As illegal logging develops more and more into a global problem, analytical methods to proof timber origin are necessary. In two pilot studies wood samples were collected to examine the possibilities of provenance determination of wood with stable isotope analyses as an addition of the “Large Scale Project” to develop genetic reference data to identify timber origin. The project was led by the Thuenen-Institute of Forest Genetics. In the first pilot study, wood samples of the tree species Carapa guianensis and Hymenaea courbaril were collected on a country scale at five locations for both species and an additional location for Hymenaea courbaril in Brazil with multiple 100 km distances up to 3,000 km between the geographical groups (locations) (Large Scale). The second pilot study addressed the regional scale in three different countries (Small Scale). In a range of 100 km wood samples were gathered for Hymenaea courbaril and H. jutai in two forest concessions in Brazil and for Dipteryx ferrea in Peru and Lophira alata in Cameroon in three concessions each. Forest concession are areas where logging companies received the permission for timber harvest from the state.

In the Large Scale study most isotope ratios showed differences between the geographical groups with most differences being statistical significant.
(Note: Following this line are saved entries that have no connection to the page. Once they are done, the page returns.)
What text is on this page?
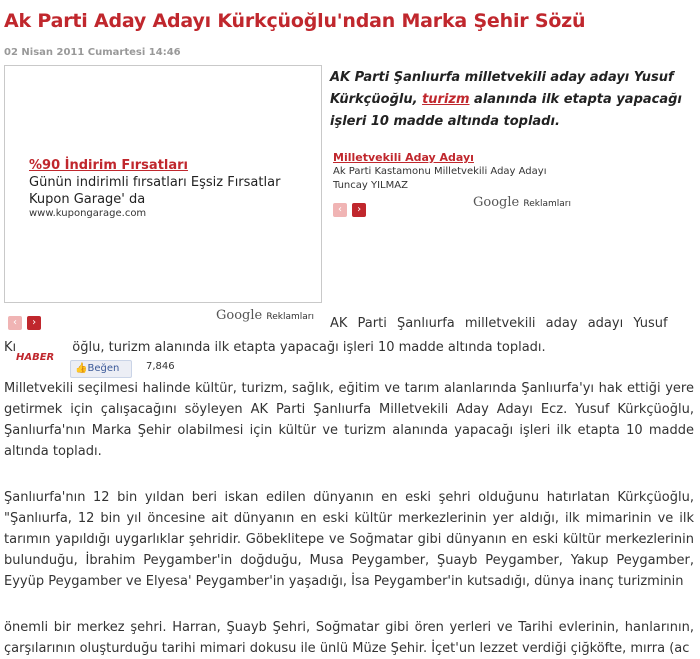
Ak Parti Aday Adayı Kürkçüoğlu'ndan Marka Şehir Sözü
02 Nisan 2011 Cumartesi 14:46
%90 İndirim Fırsatları
Günün indirimli fırsatları Eşsiz Fırsatlar Kupon Garage' da
www.kupongarage.com
‹ ›	Google Reklamları
AK Parti Şanlıurfa milletvekili aday adayı Yusuf Kürkçüoğlu, turizm alanında ilk etapta yapacağı işleri 10 madde altında topladı.
Milletvekili Aday Adayı
Ak Parti Kastamonu Milletvekili Aday Adayı Tuncay YILMAZ
‹ ›	Google Reklamları
AK Parti Şanlıurfa milletvekili aday adayı Yusuf
Kı	öğlu, turizm alanında ilk etapta yapacağı işleri 10 madde altında topladı.
HABER
👍Beğen	7,846
Milletvekili seçilmesi halinde kültür, turizm, sağlık, eğitim ve tarım alanlarında Şanlıurfa'yı hak ettiği yere getirmek için çalışacağını söyleyen AK Parti Şanlıurfa Milletvekili Aday Adayı Ecz. Yusuf Kürkçüoğlu, Şanlıurfa'nın Marka Şehir olabilmesi için kültür ve turizm alanında yapacağı işleri ilk etapta 10 madde altında topladı.
Şanlıurfa'nın 12 bin yıldan beri iskan edilen dünyanın en eski şehri olduğunu hatırlatan Kürkçüoğlu, "Şanlıurfa, 12 bin yıl öncesine ait dünyanın en eski kültür merkezlerinin yer aldığı, ilk mimarinin ve ilk tarımın yapıldığı uygarlıklar şehridir. Göbeklitepe ve Soğmatar gibi dünyanın en eski kültür merkezlerinin bulunduğu, İbrahim Peygamber'in doğduğu, Musa Peygamber, Şuayb Peygamber, Yakup Peygamber, Eyyüp Peygamber ve Elyesa' Peygamber'in yaşadığı, İsa Peygamber'in kutsadığı, dünya inanç turizminin
önemli bir merkez şehri. Harran, Şuayb Şehri, Soğmatar gibi ören yerleri ve Tarihi evlerinin, hanlarının, çarşılarının oluşturduğu tarihi mimari dokusu ile ünlü Müze Şehir. İçet'un lezzet verdiği çiğköfte, mırra (ac
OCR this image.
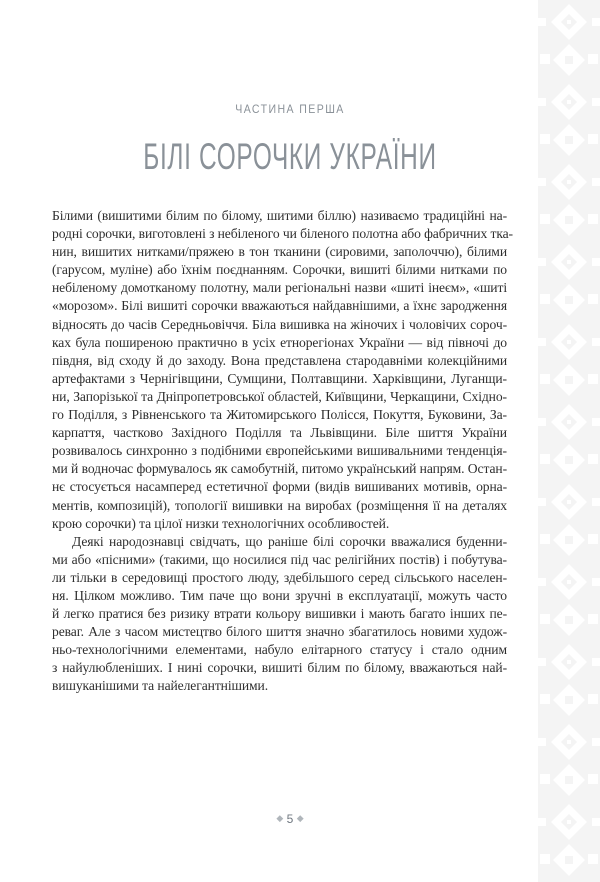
ЧАСТИНА ПЕРША
БІЛІ СОРОЧКИ УКРАЇНИ

Білими (вишитими білим по білому, шитими біллю) називаємо традиційні на-

родні сорочки, виготовлені з небіленого чи біленого полотна або фабричних тка-

нин, вишитих нитками/пряжею в тон тканини (сировими, заполоччю), білими

(гарусом, муліне) або їхнім поєднанням. Сорочки, вишиті білими нитками по

небіленому домотканому полотну, мали регіональні назви «шиті інеєм», «шиті

«морозом». Білі вишиті сорочки вважаються найдавнішими, а їхнє зародження

відносять до часів Середньовіччя. Біла вишивка на жіночих і чоловічих сороч-

ках була поширеною практично в усіх етнорегіонах України — від півночі до

півдня, від сходу й до заходу. Вона представлена стародавніми колекційними

артефактами з Чернігівщини, Сумщини, Полтавщини. Харківщини, Луганщи-

ни, Запорізької та Дніпропетровської областей, Київщини, Черкащини, Східно-

го Поділля, з Рівненського та Житомирського Полісся, Покуття, Буковини, За-

карпаття, частково Західного Поділля та Львівщини. Біле шиття України

розвивалось синхронно з подібними європейськими вишивальними тенденція-

ми й водночас формувалось як самобутній, питомо український напрям. Остан-

нє стосується насамперед естетичної форми (видів вишиваних мотивів, орна-

ментів, композицій), топології вишивки на виробах (розміщення її на деталях

крою сорочки) та цілої низки технологічних особливостей.

Деякі народознавці свідчать, що раніше білі сорочки вважалися буденни-

ми або «пісними» (такими, що носилися під час релігійних постів) і побутува-

ли тільки в середовищі простого люду, здебільшого серед сільського населен-

ня. Цілком можливо. Тим паче що вони зручні в експлуатації, можуть часто

й легко пратися без ризику втрати кольору вишивки і мають багато інших пе-

реваг. Але з часом мистецтво білого шиття значно збагатилось новими худож-

ньо-технологічними елементами, набуло елітарного статусу і стало одним

з найулюбленіших. І нині сорочки, вишиті білим по білому, вважаються най-

вишуканішими та найелегантнішими.

◆ 5 ◆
Furthermore, weak significant correlations with latitude and longitude for d18O were observed, for d13C and d2H only with longitude and d15N correlated weakly with latitude. In a statistical self-assignment, the success rate in total was 59% for Carapa guianensis and 54% for Hymenaea sp.. Nevertheless the locations in Brazil were not distinguishable from each other in a principal component analysis.

In the Small Scale study, the isotope ratios of C and N, measured so far, did not allow for a significant separation of forest concession nor did they show significant correlation with latitude or longitude.

In conclusion there seems to be a geographical signal in the isotope results of the different location for the four isotope ratios of C, N, O and H but it was not strong enough for a secure geographic assignment. As next steps we want to check the performance of a combined application of gene markers and stale isotopes for geographic assignment of timber. Sampling design and lab methods also offer space for optimisation.